Taking up the dare all over again — the dare to slow down and wake up and receive all God gives for what it is — a gift. Take the the Joy Dare. Isn’t that what Aristotle said– “We are what we repeatedly do.”

Then Christianity isn’t an act — but our faith is expressed only in our habits.
A habit of not complaining, but the habit of giving thanks; the habit of not worrying, but a habit worshipping. The habit of repeatedly giving God praise that our lives might become a prayer. Small is always the leverage of large. It’s one moment after the other, the small moments that turn a life. It’s the small actions that can change a life.

It’s habits that can imprison you and it’s habits that can free you and when thanks to God becomes a habit, so joy in God becomes your life.

Amen, sister.  I am so in need of those freedom-bringing habits.  And since I am a huge fan of setting myself up for success, I am keeping it simple this year in terms of goals.  I LOVE, LOVE the newness of January.  Love being able to almost re-invent myself.  Love new starts, new calendars ... I am a "new" junkie, I suppose.  It's like a blank canvas with all the potential in the world ....


And if I am intentional with what I put on that canvas, I am praying it will be a thing of beauty, restoration, grace, and strength when December rolls back around!

This is where my brush is starting ... TODAY ... (and I think I need to go to Michael's and paint something for real ...)
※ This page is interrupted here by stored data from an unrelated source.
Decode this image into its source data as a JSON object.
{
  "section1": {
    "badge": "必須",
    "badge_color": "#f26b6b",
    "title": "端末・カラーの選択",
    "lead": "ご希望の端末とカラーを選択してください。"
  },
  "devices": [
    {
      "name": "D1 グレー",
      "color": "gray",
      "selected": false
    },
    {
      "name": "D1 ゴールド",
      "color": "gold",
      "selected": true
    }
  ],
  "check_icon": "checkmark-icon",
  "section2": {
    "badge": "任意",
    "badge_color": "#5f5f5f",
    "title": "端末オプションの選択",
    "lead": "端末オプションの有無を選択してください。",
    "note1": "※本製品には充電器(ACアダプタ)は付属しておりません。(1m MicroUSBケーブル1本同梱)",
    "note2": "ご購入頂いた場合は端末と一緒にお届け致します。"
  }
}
1. Be a part of a small group community.
2. Exercise regularly (and yes, I am defining "regularly" as more than once a month!!) and eat healthy.  Gonna log into myfitnesspal EVERY day.  I CAN do that (GB help me!!) and get back to my WW goal by summer!
3. Count gifts daily and focus on enjoying where I am THAT day ... with my dual life, I often find myself missing what is happening where I am because of wanting to be where I am not.
4. Invest well in the awesome friends God has given me.  I used to get ill with Gavin when he told me that he dealt with what was right in front of him, not what was most important to him.  In my idealistic mind, we make time for what is MOST important to us and while I still firmly believe this, I, too, have fallen victim to paying attention to what is right in front of my face first ... often to the detriment of those relationships MOST important in my life.  I don't know how this will look from week to week or day to day ... but gonna invest well in those MOST important in my life!
5. Spend time with God daily ... in an intentional, uninterrupted way.

What about you?  Where is God calling you to realign your life?

1 comment:

gini said...

I'm gonna need your help on that one too... ugh... stress and worry makes me eat... along with every other emotion! I'm a basket case!